Abbiamo parlato degli «abbagli» pro-Putin dell’estrema sinistra, ma anche la nuova destra sovranista, da Trump negli Stati Uniti a Salvini, Orban e Marine Le Pen in Francia, risente il fascino irresistibile dell’uomo forte che comanda al Cremlino da 25 anni…

Per un politico come Orban, il fatto che l’Ucraina si affermi come Stato moderno, aperto e democratico, sarebbe una minaccia alla cosiddetta «identità» della Nazione ungherese. Come Putin anche Orban non vuole il risveglio dell’Ucraina in un mondo diverso all’est, più aperto all’Europa e alle libertà. Putin, ancor prima dell’invasione in Crimea, ha di fatto soffocato nelle città russe ogni movimento democratico, eliminato chi chiedeva più libertà e uno stato di diritto. Oggi lui si richiama agli zar Nicola I e Alessandro III, alla trinità del popolo, della fede e dello Stato. Soprattutto a uno Stato forte e prepotente. Anche se il fenomeno Putin va molto al di là di queste tradizioni storiche.
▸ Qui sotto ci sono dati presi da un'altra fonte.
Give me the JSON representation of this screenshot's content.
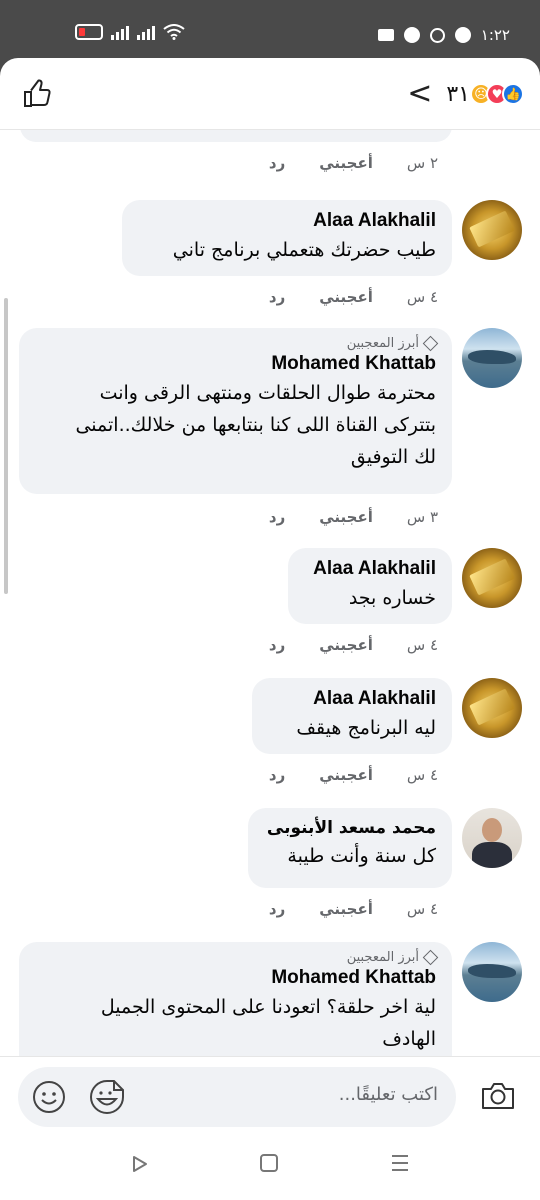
{
  "status_bar": {
    "time": "١:٢٢"
  },
  "header": {
    "reaction_count": "٣١",
    "reactions": [
      "like",
      "love",
      "care"
    ],
    "icons": [
      "like-outline-icon",
      "back-chevron-icon"
    ]
  },
  "comments": [
    {
      "author": "Alaa Alakhalil",
      "text": "طيب حضرتك هتعملي برنامج تاني",
      "time": "٤ س",
      "like": "أعجبني",
      "reply": "رد",
      "top_fan": null,
      "avatar": "gold-bars"
    },
    {
      "author": "Mohamed Khattab",
      "top_fan": "أبرز المعجبين",
      "text_lines": [
        "محترمة طوال الحلقات ومنتهى الرقى وانت",
        "بتتركى القناة اللى كنا بنتابعها من خلالك..اتمنى",
        "لك التوفيق"
      ],
      "time": "٣ س",
      "like": "أعجبني",
      "reply": "رد",
      "avatar": "lake"
    },
    {
      "author": "Alaa Alakhalil",
      "text": "خساره بجد",
      "time": "٤ س",
      "like": "أعجبني",
      "reply": "رد",
      "avatar": "gold-bars"
    },
    {
      "author": "Alaa Alakhalil",
      "text": "ليه البرنامج هيقف",
      "time": "٤ س",
      "like": "أعجبني",
      "reply": "رد",
      "avatar": "gold-bars"
    },
    {
      "author": "محمد مسعد الأبنوبى",
      "text": "كل سنة وأنت طيبة",
      "time": "٤ س",
      "like": "أعجبني",
      "reply": "رد",
      "avatar": "person"
    },
    {
      "author": "Mohamed Khattab",
      "top_fan": "أبرز المعجبين",
      "text_lines": [
        "لية اخر حلقة؟ اتعودنا على المحتوى الجميل",
        "الهادف"
      ],
      "avatar": "lake"
    }
  ],
  "first_actions": {
    "time": "٢ س",
    "like": "أعجبني",
    "reply": "رد"
  },
  "composer": {
    "placeholder": "اكتب تعليقًا..."
  },
  "colors": {
    "bubble": "#f0f2f5",
    "like_blue": "#1b74e4",
    "love_red": "#f33e58",
    "care_yellow": "#f7b125",
    "meta_gray": "#65676b"
  }
}
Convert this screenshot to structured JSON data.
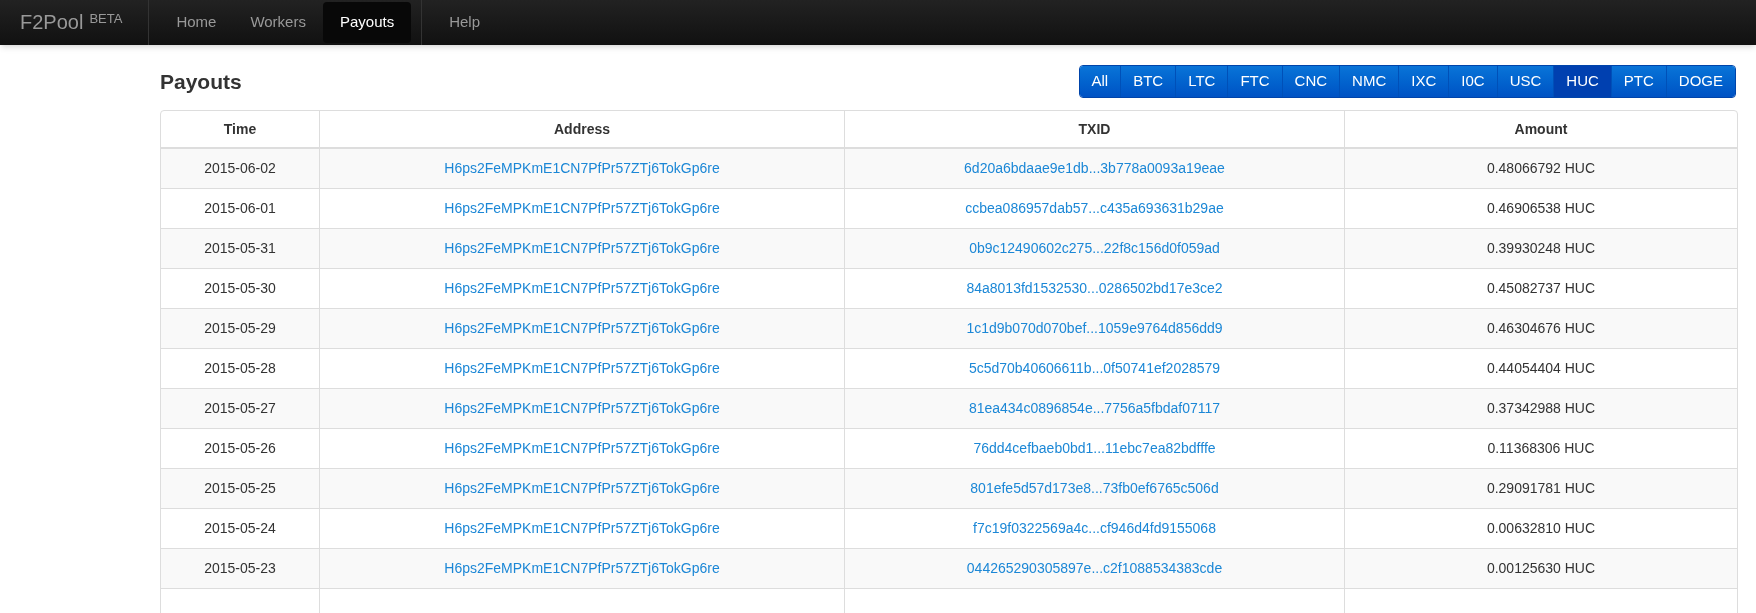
{
  "navbar": {
    "brand": "F2Pool",
    "brand_badge": "BETA",
    "groups": [
      {
        "items": [
          {
            "label": "Home",
            "selected": false
          },
          {
            "label": "Workers",
            "selected": false
          },
          {
            "label": "Payouts",
            "selected": true
          }
        ]
      },
      {
        "items": [
          {
            "label": "Help",
            "selected": false
          }
        ]
      }
    ]
  },
  "page_title": "Payouts",
  "coin_filter": [
    {
      "label": "All",
      "selected": false
    },
    {
      "label": "BTC",
      "selected": false
    },
    {
      "label": "LTC",
      "selected": false
    },
    {
      "label": "FTC",
      "selected": false
    },
    {
      "label": "CNC",
      "selected": false
    },
    {
      "label": "NMC",
      "selected": false
    },
    {
      "label": "IXC",
      "selected": false
    },
    {
      "label": "I0C",
      "selected": false
    },
    {
      "label": "USC",
      "selected": false
    },
    {
      "label": "HUC",
      "selected": true
    },
    {
      "label": "PTC",
      "selected": false
    },
    {
      "label": "DOGE",
      "selected": false
    }
  ],
  "table": {
    "columns": [
      "Time",
      "Address",
      "TXID",
      "Amount"
    ],
    "rows": [
      {
        "time": "2015-06-02",
        "address": "H6ps2FeMPKmE1CN7PfPr57ZTj6TokGp6re",
        "txid": "6d20a6bdaae9e1db...3b778a0093a19eae",
        "amount": "0.48066792 HUC"
      },
      {
        "time": "2015-06-01",
        "address": "H6ps2FeMPKmE1CN7PfPr57ZTj6TokGp6re",
        "txid": "ccbea086957dab57...c435a693631b29ae",
        "amount": "0.46906538 HUC"
      },
      {
        "time": "2015-05-31",
        "address": "H6ps2FeMPKmE1CN7PfPr57ZTj6TokGp6re",
        "txid": "0b9c12490602c275...22f8c156d0f059ad",
        "amount": "0.39930248 HUC"
      },
      {
        "time": "2015-05-30",
        "address": "H6ps2FeMPKmE1CN7PfPr57ZTj6TokGp6re",
        "txid": "84a8013fd1532530...0286502bd17e3ce2",
        "amount": "0.45082737 HUC"
      },
      {
        "time": "2015-05-29",
        "address": "H6ps2FeMPKmE1CN7PfPr57ZTj6TokGp6re",
        "txid": "1c1d9b070d070bef...1059e9764d856dd9",
        "amount": "0.46304676 HUC"
      },
      {
        "time": "2015-05-28",
        "address": "H6ps2FeMPKmE1CN7PfPr57ZTj6TokGp6re",
        "txid": "5c5d70b40606611b...0f50741ef2028579",
        "amount": "0.44054404 HUC"
      },
      {
        "time": "2015-05-27",
        "address": "H6ps2FeMPKmE1CN7PfPr57ZTj6TokGp6re",
        "txid": "81ea434c0896854e...7756a5fbdaf07117",
        "amount": "0.37342988 HUC"
      },
      {
        "time": "2015-05-26",
        "address": "H6ps2FeMPKmE1CN7PfPr57ZTj6TokGp6re",
        "txid": "76dd4cefbaeb0bd1...11ebc7ea82bdfffe",
        "amount": "0.11368306 HUC"
      },
      {
        "time": "2015-05-25",
        "address": "H6ps2FeMPKmE1CN7PfPr57ZTj6TokGp6re",
        "txid": "801efe5d57d173e8...73fb0ef6765c506d",
        "amount": "0.29091781 HUC"
      },
      {
        "time": "2015-05-24",
        "address": "H6ps2FeMPKmE1CN7PfPr57ZTj6TokGp6re",
        "txid": "f7c19f0322569a4c...cf946d4fd9155068",
        "amount": "0.00632810 HUC"
      },
      {
        "time": "2015-05-23",
        "address": "H6ps2FeMPKmE1CN7PfPr57ZTj6TokGp6re",
        "txid": "044265290305897e...c2f1088534383cde",
        "amount": "0.00125630 HUC"
      }
    ]
  }
}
Può spiegarci meglio questo punto?

Oggi dobbiamo riuscire ad accettare tutta la complessità del «putinismo», che non è un’ideologia in sé chiusa e compatta. Putin prende semplicemente tutto ciò che gli serve per mantenersi al potere, mettendo insieme elementi fra loro eterogenei. Alla sua corte, oltre agli elementi della tradizione zarista, ci sono ancora vari aspetti che ricordano o simulano i riti e miti dello stalinismo, come vediamo nelle parate del 9 maggio per celebrare la «Grande guerra patriottica».

Senza dimenticare il continuo flirt di Putin con la chiesa ortodossa…
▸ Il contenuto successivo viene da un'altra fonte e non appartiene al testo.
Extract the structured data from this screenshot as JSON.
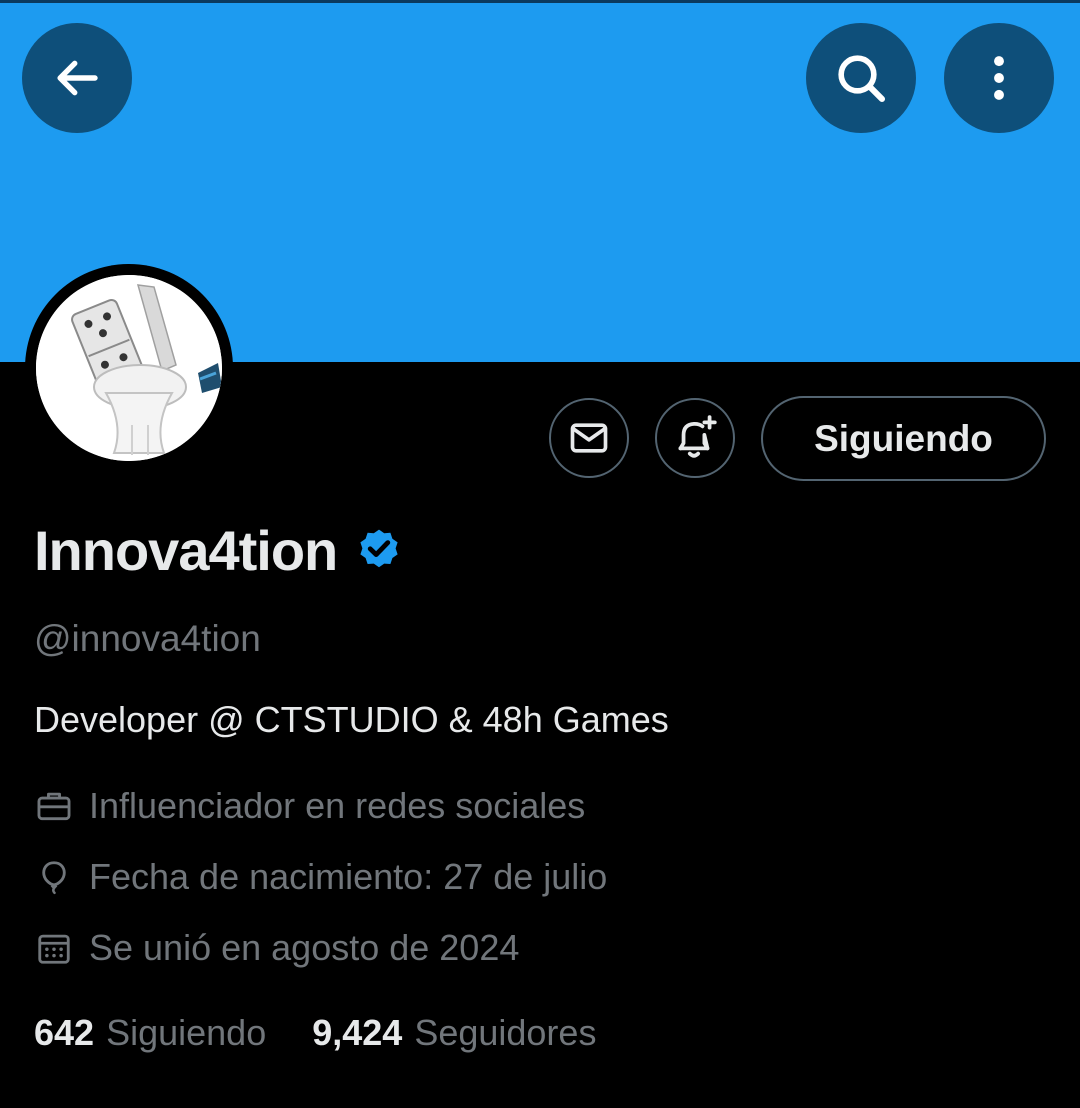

Esatto. Alla sua corte hanno appreso tutte le arti del potere, dalle più spudorate «fake news» alla più abietta violenza con cui si perseguitano i dissidenti. Ma al contempo ci sono le scene in cui lo zar si esibisce alle funzioni religiose, per presentarsi poi nelle vesti del condottiero stalinista o a un ricevimento con gli attori di Hollywood.  Questo mix inaudito di passato antimoderno e di elementi postmoderni è la grande sfida analitica per comprendere il fenomeno Putin e la sua Russia post-sovietica nel 21. secolo.

Una Russia neo-imperiale, tecnologica e radicalmente cinica, se pensiamo al modo in cui i tg russi raccontano la guerra.

Certo, nella Russia così avanzata tecnologicamente di Putin dobbiamo sottolineare non solo il ritorno alle più brutali pratiche della tortura nelle carceri. Non solo l’uccisione mirata dei dissidenti, ma anche una deleteria propaganda mostrata 24 ore al giorno dalla tv russa. Si resta allibiti davanti alle celebrazioni dei membri della Soldateska, dei soldati che compiono massacri come le stragi di Bukhara e poi ricevono una medaglia al ricevimento di Capodanno. Nemmeno Goebbels aveva mai osato tanto con i suoi sgherri!